The Lockdown has put our health to the test. I am a young single mother living with HIV during a pandemic. Can you all imagine what I went through? I had stopped taking my medication due to stress, and sometimes I took five per day instead of one per day. I was just worried, like what if I caught Covid? How does it affect HIV? I didn’t even want to know the answer to that. I want to wake up, and it was all a dream.
There was no way out. Everywhere you go, you are reminded of the reality of what is happening. There was social distancing, face masks, sensitisers. I became more aware of the environment more than what you are doing. For example, going to the shop to buy milk, instead, you are looking around you to make sure you are standing 2 meters apart from everything and everyone in the store. Do you understand how that can affect mental health? Taking Sasha to the park was another nightmare. Parents had wipes to clean the playground instruments before the kids go on them.
The Bright Side
On the bright side of this reflection, it was a perfect opportunity to look after myself by practising self-care. I listened to music, read books, wrote in my journal, watched comedy movies, ate junk food and snacks. Wine, there was a lot of wine! However, I have decided to control my health and make sure I can live a long and happy lifestyle from now on. I think there should be a free counselling section for all Covid related mental health issues. Due to lockdown, the domestic violence rate increased, the self-harm rate increased, and the suicide rate increased. People developed eating disorders, sexual abuse rate increased. I could go on and on.
Thankfully, Covid vaccines are out, and I have taken mine (23rd March 2021). My health is back in control, as well as my mental health. Sasha-Ann is adjusting slowly to be back in school. She doesn’t like it anymore. There are some restrictions in classes that she is not comfortable with. I assure her that things will get better, but it will take a little while. My mum has decided to move to Nigeria, and she’s moving next week with my little sister. That means I’m here all alone with my daughter. It’s scary, to be honest because I have always had my mother around if anything happens, and now she’s going. I’ve got no one else to ask for help. I have no friends either. Due to the pandemic, it will be hard to make new friends or find somebody to trust.

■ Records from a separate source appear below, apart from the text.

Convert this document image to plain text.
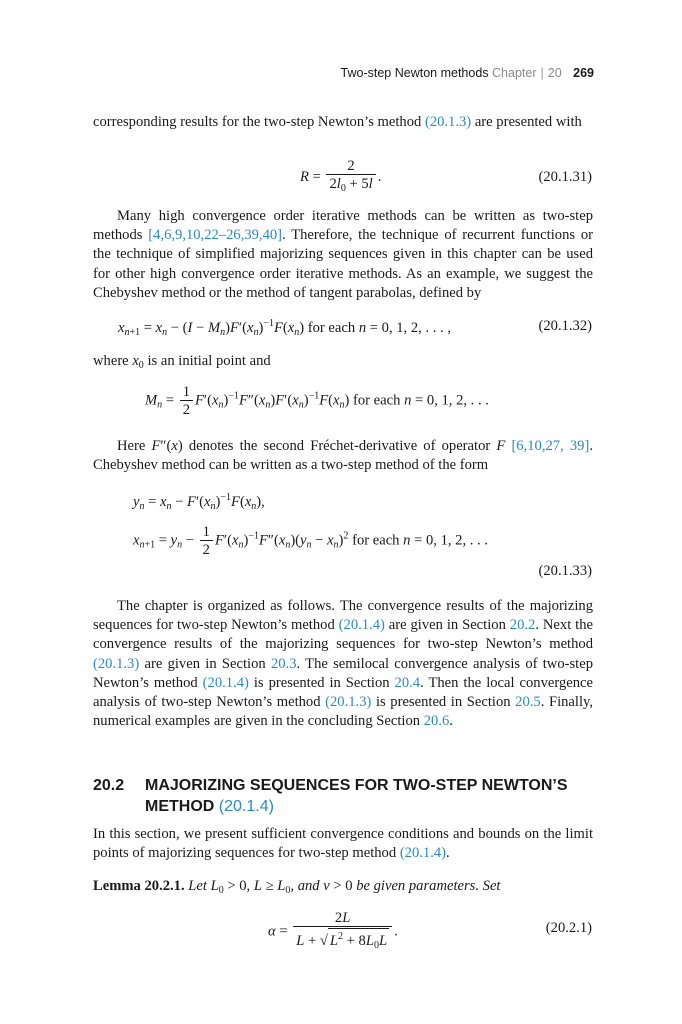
Two-step Newton methods Chapter | 20 269
corresponding results for the two-step Newton’s method (20.1.3) are presented with
$R = \frac{2}{2l_0 + 5l}$ .	(20.1.31)
Many high convergence order iterative methods can be written as two-step methods [4,6,9,10,22–26,39,40]. Therefore, the technique of recurrent functions or the technique of simplified majorizing sequences given in this chapter can be used for other high convergence order iterative methods. As an example, we suggest the Chebyshev method or the method of tangent parabolas, defined by
$x_{n+1} = x_n - (I - M_n)F'(x_n)^{-1}F(x_n)$ for each n = 0, 1, 2, . . . ,	(20.1.32)
where $x_0$ is an initial point and
$M_n = \frac{1}{2} F'(x_n)^{-1}F''(x_n)F'(x_n)^{-1}F(x_n)$ for each n = 0, 1, 2, . . .
Here F″(x) denotes the second Fréchet-derivative of operator F [6,10,27, 39]. Chebyshev method can be written as a two-step method of the form
$y_n = x_n - F'(x_n)^{-1}F(x_n)$,
$x_{n+1} = y_n - \frac{1}{2} F'(x_n)^{-1}F''(x_n)(y_n - x_n)^2$ for each n = 0, 1, 2, . . .
(20.1.33)
The chapter is organized as follows. The convergence results of the majorizing sequences for two-step Newton’s method (20.1.4) are given in Section 20.2. Next the convergence results of the majorizing sequences for two-step Newton’s method (20.1.3) are given in Section 20.3. The semilocal convergence analysis of two-step Newton’s method (20.1.4) is presented in Section 20.4. Then the local convergence analysis of two-step Newton’s method (20.1.3) is presented in Section 20.5. Finally, numerical examples are given in the concluding Section 20.6.
20.2 MAJORIZING SEQUENCES FOR TWO-STEP NEWTON’S METHOD (20.1.4)
In this section, we present sufficient convergence conditions and bounds on the limit points of majorizing sequences for two-step method (20.1.4).
Lemma 20.2.1. Let $L_0 > 0$, $L \ge L_0$, and v > 0 be given parameters. Set
$\alpha = \frac{2L}{L + √ L^2 + 8L_0L}$ .	(20.2.1)
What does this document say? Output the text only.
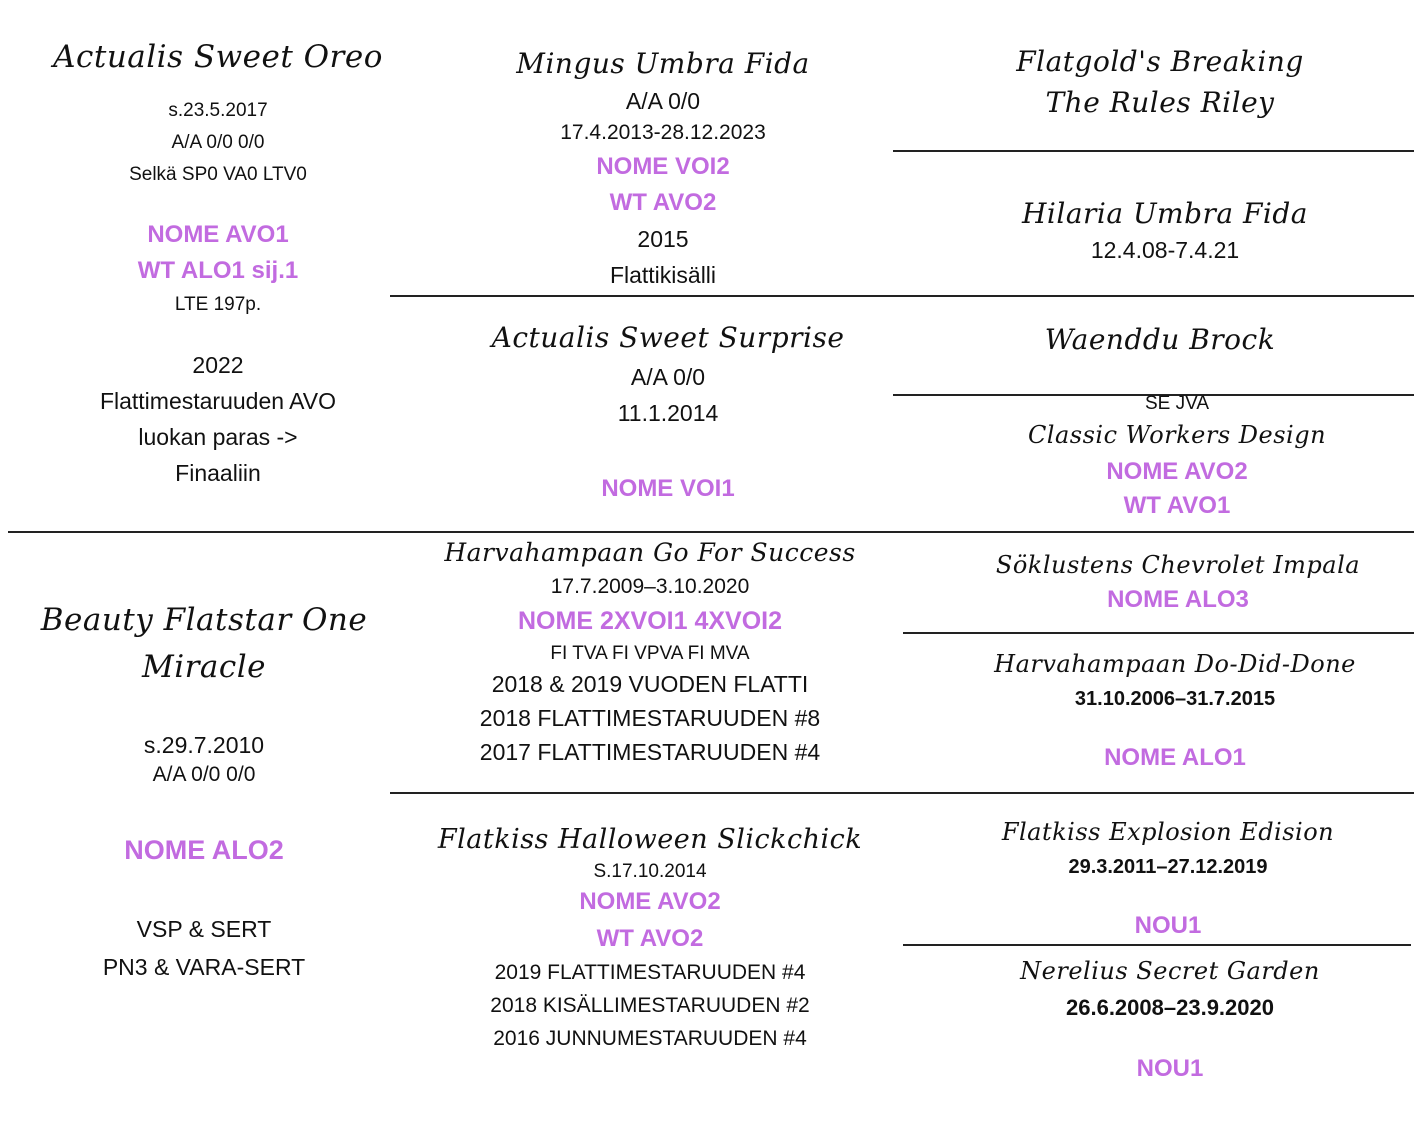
Actualis Sweet Oreo
s.23.5.2017
A/A 0/0 0/0
Selkä SP0 VA0 LTV0
NOME AVO1
WT ALO1 sij.1
LTE 197p.
2022
Flattimestaruuden AVO
luokan paras ->
Finaaliin
Mingus Umbra Fida
A/A 0/0
17.4.2013-28.12.2023
NOME VOI2
WT AVO2
2015
Flattikisälli
Flatgold's Breaking
The Rules Riley
Hilaria Umbra Fida
12.4.08-7.4.21
Actualis Sweet Surprise
A/A 0/0
11.1.2014
NOME VOI1
Waenddu Brock
SE JVA
Classic Workers Design
NOME AVO2
WT AVO1
Beauty Flatstar One
Miracle
s.29.7.2010
A/A 0/0 0/0
NOME ALO2
VSP & SERT
PN3 & VARA-SERT
Harvahampaan Go For Success
17.7.2009–3.10.2020
NOME 2XVOI1 4XVOI2
FI TVA FI VPVA FI MVA
2018 & 2019 VUODEN FLATTI
2018 FLATTIMESTARUUDEN #8
2017 FLATTIMESTARUUDEN #4
Söklustens Chevrolet Impala
NOME ALO3
Harvahampaan Do-Did-Done
31.10.2006–31.7.2015
NOME ALO1
Flatkiss Halloween Slickchick
S.17.10.2014
NOME AVO2
WT AVO2
2019 FLATTIMESTARUUDEN #4
2018 KISÄLLIMESTARUUDEN #2
2016 JUNNUMESTARUUDEN #4
Flatkiss Explosion Edision
29.3.2011–27.12.2019
NOU1
Nerelius Secret Garden
26.6.2008–23.9.2020
NOU1
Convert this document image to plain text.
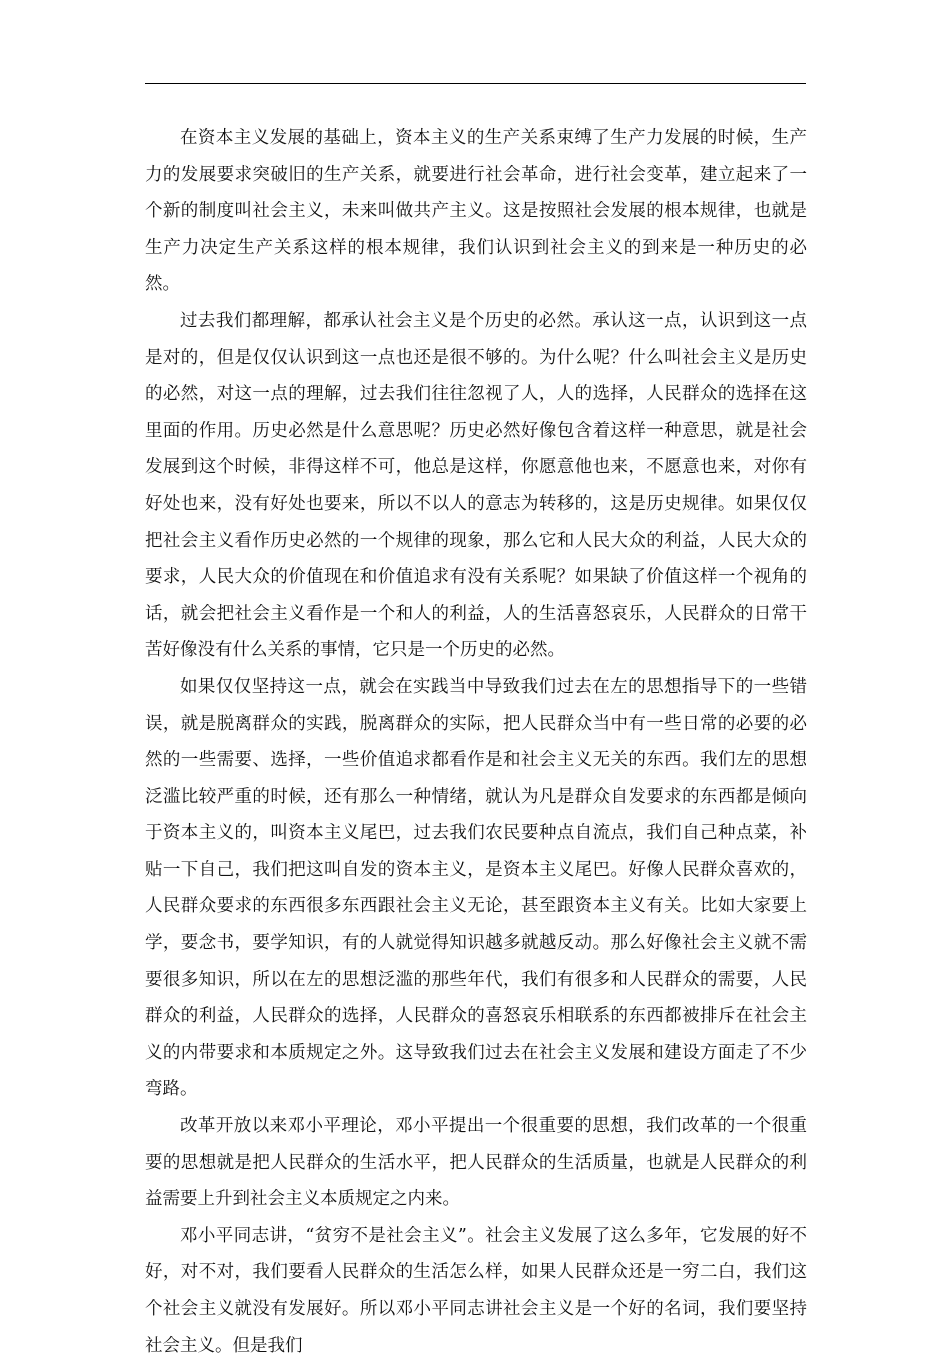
在资本主义发展的基础上，资本主义的生产关系束缚了生产力发展的时候，生产力的发展要求突破旧的生产关系，就要进行社会革命，进行社会变革，建立起来了一个新的制度叫社会主义，未来叫做共产主义。这是按照社会发展的根本规律，也就是生产力决定生产关系这样的根本规律，我们认识到社会主义的到来是一种历史的必然。

过去我们都理解，都承认社会主义是个历史的必然。承认这一点，认识到这一点是对的，但是仅仅认识到这一点也还是很不够的。为什么呢？什么叫社会主义是历史的必然，对这一点的理解，过去我们往往忽视了人，人的选择，人民群众的选择在这里面的作用。历史必然是什么意思呢？历史必然好像包含着这样一种意思，就是社会发展到这个时候，非得这样不可，他总是这样，你愿意他也来，不愿意也来，对你有好处也来，没有好处也要来，所以不以人的意志为转移的，这是历史规律。如果仅仅把社会主义看作历史必然的一个规律的现象，那么它和人民大众的利益，人民大众的要求，人民大众的价值现在和价值追求有没有关系呢？如果缺了价值这样一个视角的话，就会把社会主义看作是一个和人的利益，人的生活喜怒哀乐，人民群众的日常干苦好像没有什么关系的事情，它只是一个历史的必然。

如果仅仅坚持这一点，就会在实践当中导致我们过去在左的思想指导下的一些错误，就是脱离群众的实践，脱离群众的实际，把人民群众当中有一些日常的必要的必然的一些需要、选择，一些价值追求都看作是和社会主义无关的东西。我们左的思想泛滥比较严重的时候，还有那么一种情绪，就认为凡是群众自发要求的东西都是倾向于资本主义的，叫资本主义尾巴，过去我们农民要种点自流点，我们自己种点菜，补贴一下自己，我们把这叫自发的资本主义，是资本主义尾巴。好像人民群众喜欢的，人民群众要求的东西很多东西跟社会主义无论，甚至跟资本主义有关。比如大家要上学，要念书，要学知识，有的人就觉得知识越多就越反动。那么好像社会主义就不需要很多知识，所以在左的思想泛滥的那些年代，我们有很多和人民群众的需要，人民群众的利益，人民群众的选择，人民群众的喜怒哀乐相联系的东西都被排斥在社会主义的内带要求和本质规定之外。这导致我们过去在社会主义发展和建设方面走了不少弯路。

改革开放以来邓小平理论，邓小平提出一个很重要的思想，我们改革的一个很重要的思想就是把人民群众的生活水平，把人民群众的生活质量，也就是人民群众的利益需要上升到社会主义本质规定之内来。

邓小平同志讲，“贫穷不是社会主义”。社会主义发展了这么多年，它发展的好不好，对不对，我们要看人民群众的生活怎么样，如果人民群众还是一穷二白，我们这个社会主义就没有发展好。所以邓小平同志讲社会主义是一个好的名词，我们要坚持社会主义。但是我们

However, I have decided to go back to college to study HNC Administration and Information Technology. I have applied, and I am waiting on an offer. I am excited to go back, and I believe this will bring some joys to my life, keeping me very busy, and I will share my journey with you on the blog.
Now is the time
If I took anything from the lockdown and this reflection, it would be to live your life. Do not take anything for granted. Stay away from negativity. 2020 we were fighting for our future. 2021 we are taking what is ours. 2022 we will be rebuilding our world. Life is like a long maze that has no end to its journey. Change your mindset, and the rest will follow. No more excuses, no more doubts, no more worrying about what people think. If you are angry with someone, tell that person, and sort it out. If you can’t sort it out, move on and move on quick, do not waste another minute worrying about things you can not control or solve.
Spend more time creating memories with your loved ones. Enjoy the peace of mind you have at home. Set your goals and make them your priorities. Work hard, do not get comfortable or settle for less. Look after yourself, get all the test you need to get done. Make sure your health is on top of the game.
I hope you enjoyed this reflection. I enjoyed writing it.